I bought goods in the market and this Pearson sold them. It came to the knowledge of Mr. Edwin Fitch and Mr. Stanley Fitch. They called me up into the office and said that they heard I had been engaged in outside transactions, they would not have that, and I must leave their employment. Mr. Stanley Fitch gave me a written reference. After that I went to Sainsbury's. There is no truth in the suggestion that I traded with Fitch's money or that I had goods invoiced to Fitch's at more than cost price and took the balance myself. I asked Mr. Fitch if there was any imputation of dishonesty as to my transactions and he said none whatever.

Cross-examined. At the time of this transaction of December 5 I was in no regular employment. I had just left Shaw and Company. I have been on, bail, but have not since seen anything of Cohen, though I have been to the places where I had been in the habit of seeing him. I did not tell Sergeant Pusey I was at the docks when the lard was obtained. I told him I arranged with Bowman to help sell it. I told Pusey my name was not Crocker but Seaton. That is the name I have been going by for three and a half years.

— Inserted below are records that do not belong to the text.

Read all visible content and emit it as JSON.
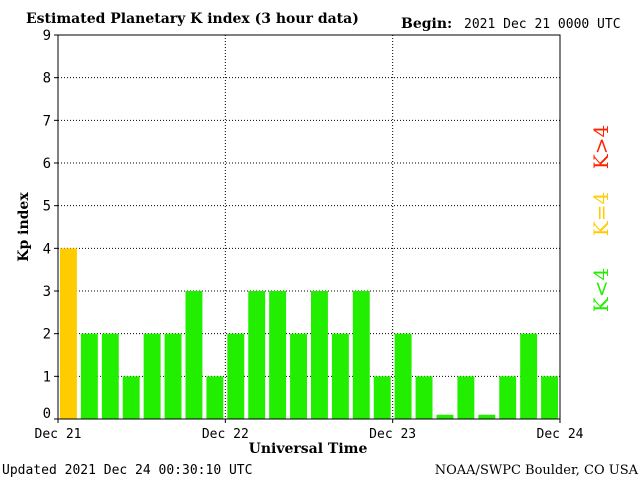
{
  "header": {
    "title": "Estimated Planetary K index (3 hour data)",
    "begin_label": "Begin:",
    "begin_value": "2021 Dec 21 0000 UTC"
  },
  "footer": {
    "updated": "Updated 2021 Dec 24 00:30:10 UTC",
    "credit": "NOAA/SWPC Boulder, CO USA"
  },
  "legend": {
    "items": [
      {
        "label": "K<4",
        "color": "#22ee00"
      },
      {
        "label": "K=4",
        "color": "#ffcc00"
      },
      {
        "label": "K>4",
        "color": "#ff2200"
      }
    ]
  },
  "chart_data": {
    "type": "bar",
    "title": "Estimated Planetary K index (3 hour data)",
    "xlabel": "Universal Time",
    "ylabel": "Kp index",
    "ylim": [
      0,
      9
    ],
    "yticks": [
      0,
      1,
      2,
      3,
      4,
      5,
      6,
      7,
      8,
      9
    ],
    "xtick_labels": [
      "Dec 21",
      "Dec 22",
      "Dec 23",
      "Dec 24"
    ],
    "grid": true,
    "values": [
      4,
      2,
      2,
      1,
      2,
      2,
      3,
      1,
      2,
      3,
      3,
      2,
      3,
      2,
      3,
      1,
      2,
      1,
      0.1,
      1,
      0.1,
      1,
      2,
      1
    ],
    "colors": {
      "below4": "#22ee00",
      "equal4": "#ffcc00",
      "above4": "#ff2200"
    }
  }
}
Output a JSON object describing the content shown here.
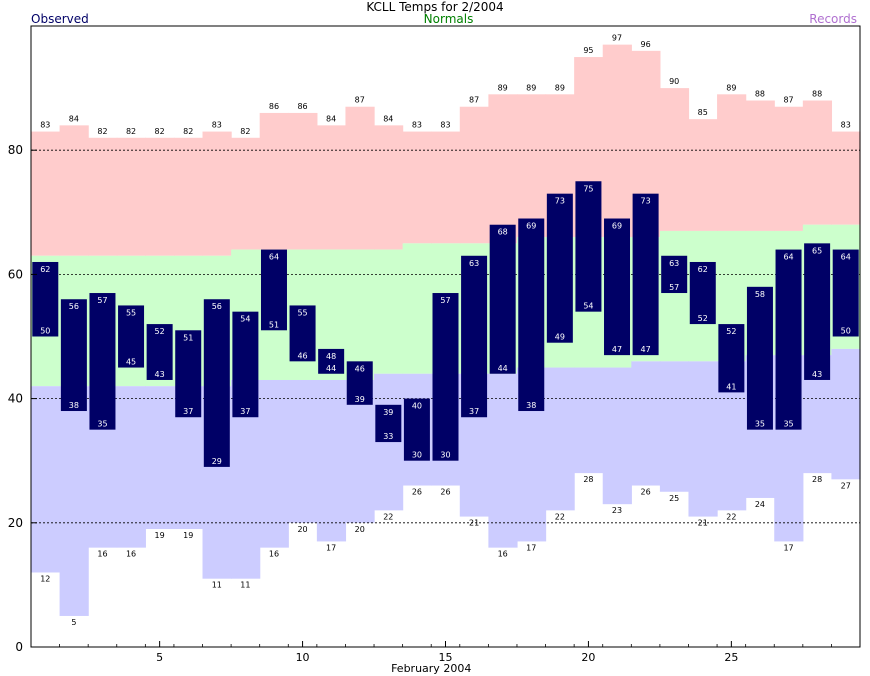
{
  "header": {
    "title": "KCLL Temps for 2/2004",
    "observed_label": "Observed",
    "normals_label": "Normals",
    "records_label": "Records"
  },
  "colors": {
    "observed": "#000066",
    "observed_label_text": "#ffffff",
    "normals_band": "#ccffcc",
    "record_high_band": "#ffcccc",
    "record_low_band": "#ccccff",
    "grid": "#000000",
    "normals_text": "#008000",
    "records_text": "#b070d0"
  },
  "chart_data": {
    "type": "bar",
    "subtype": "floating-range",
    "xlabel": "February 2004",
    "ylim": [
      0,
      100
    ],
    "xlim": [
      1,
      29
    ],
    "x_ticks": [
      5,
      10,
      15,
      20,
      25
    ],
    "y_ticks": [
      0,
      20,
      40,
      60,
      80
    ],
    "grid": "dashed horizontal at 20, 40, 60, 80",
    "days": [
      1,
      2,
      3,
      4,
      5,
      6,
      7,
      8,
      9,
      10,
      11,
      12,
      13,
      14,
      15,
      16,
      17,
      18,
      19,
      20,
      21,
      22,
      23,
      24,
      25,
      26,
      27,
      28,
      29
    ],
    "series": [
      {
        "name": "Observed",
        "high": [
          62,
          56,
          57,
          55,
          52,
          51,
          56,
          54,
          64,
          55,
          48,
          46,
          39,
          40,
          57,
          63,
          68,
          69,
          73,
          75,
          69,
          73,
          63,
          62,
          52,
          58,
          64,
          65,
          64
        ],
        "low": [
          50,
          38,
          35,
          45,
          43,
          37,
          29,
          37,
          51,
          46,
          44,
          39,
          33,
          30,
          30,
          37,
          44,
          38,
          49,
          54,
          47,
          47,
          57,
          52,
          41,
          35,
          35,
          43,
          50
        ]
      },
      {
        "name": "Normals",
        "high": [
          63,
          63,
          63,
          63,
          63,
          63,
          63,
          64,
          64,
          64,
          64,
          64,
          64,
          65,
          65,
          65,
          65,
          66,
          66,
          66,
          66,
          66,
          67,
          67,
          67,
          67,
          67,
          68,
          68
        ],
        "low": [
          42,
          42,
          42,
          42,
          42,
          42,
          42,
          43,
          43,
          43,
          43,
          43,
          44,
          44,
          44,
          44,
          44,
          45,
          45,
          45,
          45,
          46,
          46,
          46,
          46,
          47,
          47,
          47,
          48
        ]
      },
      {
        "name": "Records",
        "high": [
          83,
          84,
          82,
          82,
          82,
          82,
          83,
          82,
          86,
          86,
          84,
          87,
          84,
          83,
          83,
          87,
          89,
          89,
          89,
          95,
          97,
          96,
          90,
          85,
          89,
          88,
          87,
          88,
          83
        ],
        "low": [
          12,
          5,
          16,
          16,
          19,
          19,
          11,
          11,
          16,
          20,
          17,
          20,
          22,
          26,
          26,
          21,
          16,
          17,
          22,
          28,
          23,
          26,
          25,
          21,
          22,
          24,
          17,
          28,
          27
        ]
      }
    ]
  }
}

I first saw Hutt at the "Bricklayers' Arms." I did give the paper to Hutt with directions, enclosing a coin of some description. On the Monday following I did not see the boxes actually delivered at Allardyce's shop in Green Lanes, but I saw them on the van. I did not notice how many there were. I did not go to the other shop. Fifty boxes were stored in Morris's shed. I have no knowledge where the rest are. Having seen them stored I did not worry about them any further. I admit that the letter found on Bowman was written by me. I could not see my way to going into betting transactions while Bowman's place was being watched in consequence of something that had occurred at Temple Mills. With 8,000 men there employed by the railway company I thought there was a very good chance of making a starting-price book.

Verdict, Both guilty.

Sentence, Each nine months' hard labour.

Mr. Simner asked that the lard might be restored to prosecutors.

The Recorder said the police would no doubt exercise proper discretion. This being a case of obtaining by false pretences and not one of larceny, he could make no order of restitution.